First, the vacuum cleaner broke. Then the pressure switch on the water system got stuck. My phone died and took all my contact information with it. We spent the day solving problems. Finally, we ate our anniversary dinner in the car – hamburgers and French fries at our favorite fast-food place – and enjoyed it!
As I thought about the “celebration,” I realized Don’s card also summed up the years of our marriage. We like different thing, and we disagree about money and politics. I love mysteries, and he only reads nonfiction. My idea of a great vacation is Disney World and he prefers fishing. He roots of Oklahoma State’s basketball team while I’m a true Kansas Jayhawker. Our personalities are different, too, but we make a good team. I appreciate Don’s calmness and the way it balances my tendency to panic. He’s even-tempered and always has a positive attitude – attributes I’m still working to develop.

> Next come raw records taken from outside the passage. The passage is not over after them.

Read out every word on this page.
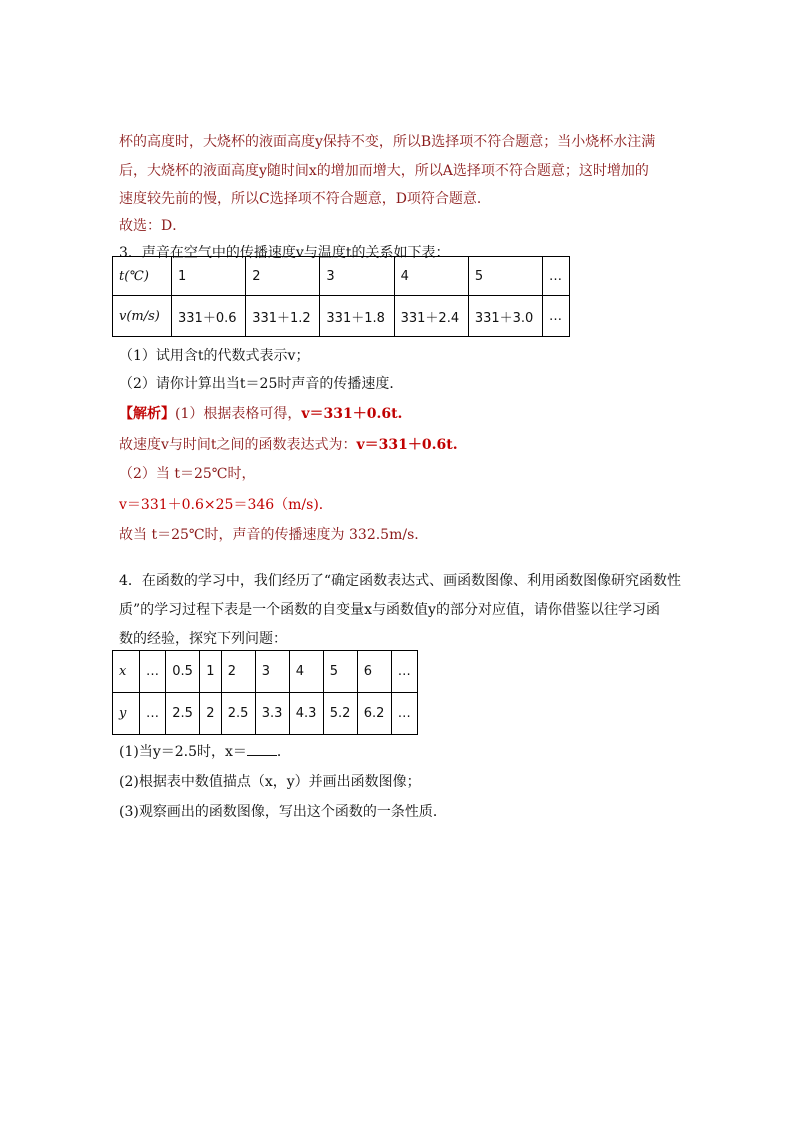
杯的高度时，大烧杯的液面高度y保持不变，所以B选择项不符合题意；当小烧杯水注满
后，大烧杯的液面高度y随时间x的增加而增大，所以A选择项不符合题意；这时增加的
速度较先前的慢，所以C选择项不符合题意，D项符合题意．
故选：D．
3．声音在空气中的传播速度v与温度t的关系如下表：
t(℃)	1	2	3	4	5	…
v(m/s)	331＋0.6	331＋1.2	331＋1.8	331＋2.4	331＋3.0	…
（1）试用含t的代数式表示v；
（2）请你计算出当t＝25时声音的传播速度．
【解析】(1）根据表格可得，v＝331＋0.6t.
故速度v与时间t之间的函数表达式为：v＝331＋0.6t.
（2）当 t＝25℃时，
v＝331＋0.6×25＝346（m/s)．
故当 t＝25℃时，声音的传播速度为 332.5m/s.
4．在函数的学习中，我们经历了“确定函数表达式、画函数图像、利用函数图像研究函数性
质”的学习过程下表是一个函数的自变量x与函数值y的部分对应值，请你借鉴以往学习函
数的经验，探究下列问题：
x	…	0.5	1	2	3	4	5	6	…
y	…	2.5	2	2.5	3.3	4.3	5.2	6.2	…
(1)当y＝2.5时，x＝ ．
(2)根据表中数值描点（x，y）并画出函数图像；
(3)观察画出的函数图像，写出这个函数的一条性质．
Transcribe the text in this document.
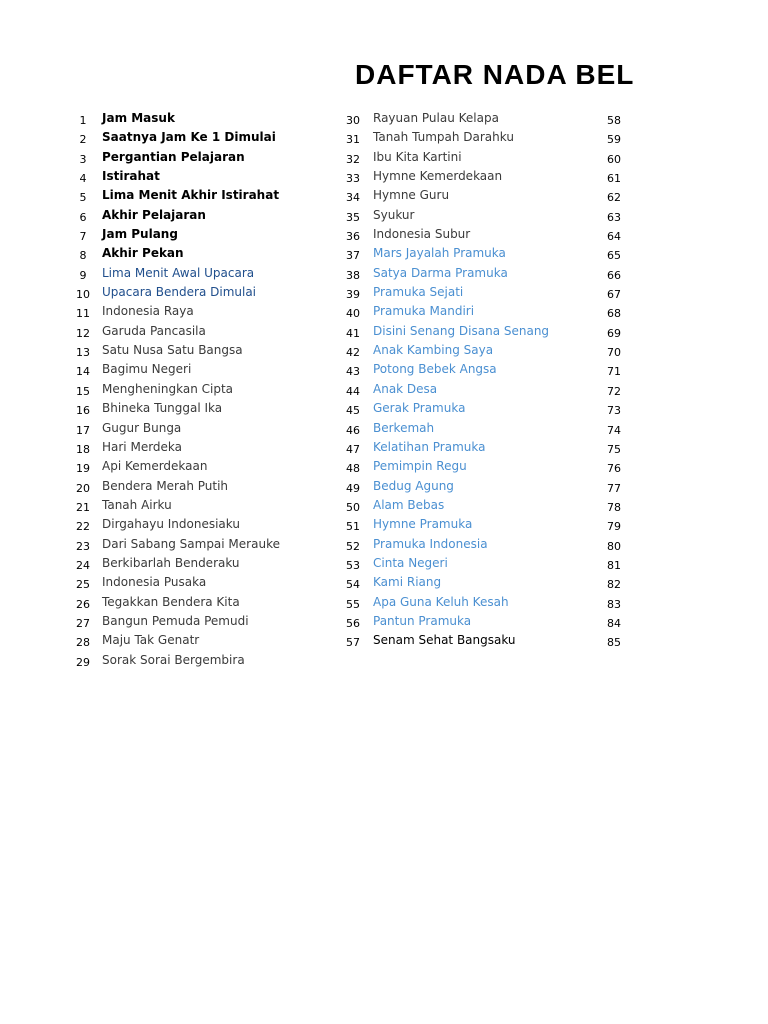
DAFTAR NADA BEL
1	Jam Masuk
2	Saatnya Jam Ke 1 Dimulai
3	Pergantian Pelajaran
4	Istirahat
5	Lima Menit Akhir Istirahat
6	Akhir Pelajaran
7	Jam Pulang
8	Akhir Pekan
9	Lima Menit Awal Upacara
10	Upacara Bendera Dimulai
11	Indonesia Raya
12	Garuda Pancasila
13	Satu Nusa Satu Bangsa
14	Bagimu Negeri
15	Mengheningkan Cipta
16	Bhineka Tunggal Ika
17	Gugur Bunga
18	Hari Merdeka
19	Api Kemerdekaan
20	Bendera Merah Putih
21	Tanah Airku
22	Dirgahayu Indonesiaku
23	Dari Sabang Sampai Merauke
24	Berkibarlah Benderaku
25	Indonesia Pusaka
26	Tegakkan Bendera Kita
27	Bangun Pemuda Pemudi
28	Maju Tak Genatr
29	Sorak Sorai Bergembira
30	Rayuan Pulau Kelapa
31	Tanah Tumpah Darahku
32	Ibu Kita Kartini
33	Hymne Kemerdekaan
34	Hymne Guru
35	Syukur
36	Indonesia Subur
37	Mars Jayalah Pramuka
38	Satya Darma Pramuka
39	Pramuka Sejati
40	Pramuka Mandiri
41	Disini Senang Disana Senang
42	Anak Kambing Saya
43	Potong Bebek Angsa
44	Anak Desa
45	Gerak Pramuka
46	Berkemah
47	Kelatihan Pramuka
48	Pemimpin Regu
49	Bedug Agung
50	Alam Bebas
51	Hymne Pramuka
52	Pramuka Indonesia
53	Cinta Negeri
54	Kami Riang
55	Apa Guna Keluh Kesah
56	Pantun Pramuka
57	Senam Sehat Bangsaku
58
59
60
61
62
63
64
65
66
67
68
69
70
71
72
73
74
75
76
77
78
79
80
81
82
83
84
85
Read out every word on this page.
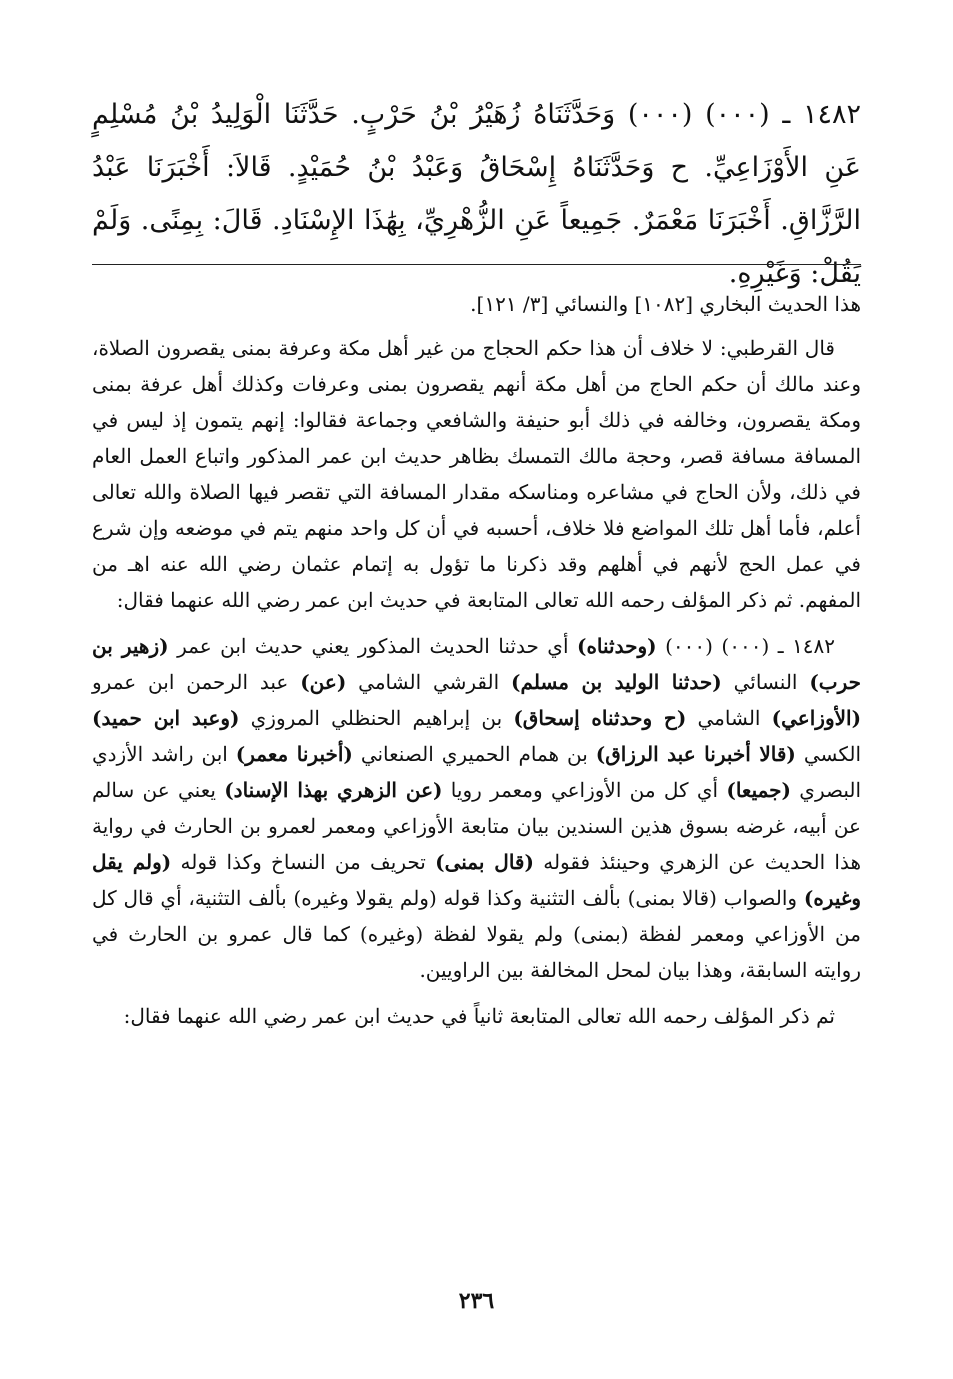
١٤٨٢ ـ (٠٠٠) (٠٠٠) وَحَدَّثَنَاهُ زُهَيْرُ بْنُ حَرْبٍ. حَدَّثَنَا الْوَلِيدُ بْنُ مُسْلِمٍ عَنِ الأَوْزَاعِيِّ. ح وَحَدَّثَنَاهُ إِسْحَاقُ وَعَبْدُ بْنُ حُمَيْدٍ. قَالاَ: أَخْبَرَنَا عَبْدُ الرَّزَّاقِ. أَخْبَرَنَا مَعْمَرٌ. جَمِيعاً عَنِ الزُّهْرِيِّ، بِهَٰذَا الإِسْنَادِ. قَالَ: بِمِنًى. وَلَمْ يَقُلْ: وَغَيْرِهِ.

هذا الحديث البخاري [١٠٨٢] والنسائي [٣/ ١٢١].

قال القرطبي: لا خلاف أن هذا حكم الحجاج من غير أهل مكة وعرفة بمنى يقصرون الصلاة، وعند مالك أن حكم الحاج من أهل مكة أنهم يقصرون بمنى وعرفات وكذلك أهل عرفة بمنى ومكة يقصرون، وخالفه في ذلك أبو حنيفة والشافعي وجماعة فقالوا: إنهم يتمون إذ ليس في المسافة مسافة قصر، وحجة مالك التمسك بظاهر حديث ابن عمر المذكور واتباع العمل العام في ذلك، ولأن الحاج في مشاعره ومناسكه مقدار المسافة التي تقصر فيها الصلاة والله تعالى أعلم، فأما أهل تلك المواضع فلا خلاف، أحسبه في أن كل واحد منهم يتم في موضعه وإن شرع في عمل الحج لأنهم في أهلهم وقد ذكرنا ما تؤول به إتمام عثمان رضي الله عنه اهـ من المفهم. ثم ذكر المؤلف رحمه الله تعالى المتابعة في حديث ابن عمر رضي الله عنهما فقال:

١٤٨٢ ـ (٠٠٠) (٠٠٠) (وحدثناه) أي حدثنا الحديث المذكور يعني حديث ابن عمر (زهير بن حرب) النسائي (حدثنا الوليد بن مسلم) القرشي الشامي (عن) عبد الرحمن ابن عمرو (الأوزاعي) الشامي (ح وحدثناه إسحاق) بن إبراهيم الحنظلي المروزي (وعبد ابن حميد) الكسي (قالا أخبرنا عبد الرزاق) بن همام الحميري الصنعاني (أخبرنا معمر) ابن راشد الأزدي البصري (جميعا) أي كل من الأوزاعي ومعمر رويا (عن الزهري بهذا الإسناد) يعني عن سالم عن أبيه، غرضه بسوق هذين السندين بيان متابعة الأوزاعي ومعمر لعمرو بن الحارث في رواية هذا الحديث عن الزهري وحينئذ فقوله (قال بمنى) تحريف من النساخ وكذا قوله (ولم يقل وغيره) والصواب (قالا بمنى) بألف التثنية وكذا قوله (ولم يقولا وغيره) بألف التثنية، أي قال كل من الأوزاعي ومعمر لفظة (بمنى) ولم يقولا لفظة (وغيره) كما قال عمرو بن الحارث في روايته السابقة، وهذا بيان لمحل المخالفة بين الراويين.

ثم ذكر المؤلف رحمه الله تعالى المتابعة ثانياً في حديث ابن عمر رضي الله عنهما فقال:

٢٣٦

We’re happy together because we love each other and God. We’ve learned to rely on God’s amazing grace to handle not only our differences but the many times when everything goes wrong. It’s weird, but it works.
I don’t know that my wife and I are so different as Penny describes – I don’t fish and like Disney World as does my wife - but it is true that we have our differences, and in many ways, they complement each other. We have learned over the years to be more open-minded and to talk through those “tense moments.” And I believe that we have become stronger in our marriage and in our individual selves to be able to be present for our children, family members, and friends.
In a world and country that seems so divided around issues and about fundamental beliefs, my thanksgiving prayer is that we can find ways to come together in peace to give thanks to our God for all of creation – that with which we can identify, and those parts that require empathy and compassion to understand and accept.
May you and your family enjoy a Thanksgiving that is filled with wonderful reunions, particularly with those who, perhaps, may share different ideas and thoughts that could set us apart, but instead cause us to dialog and learn a perspective we may or may not respectfully embrace.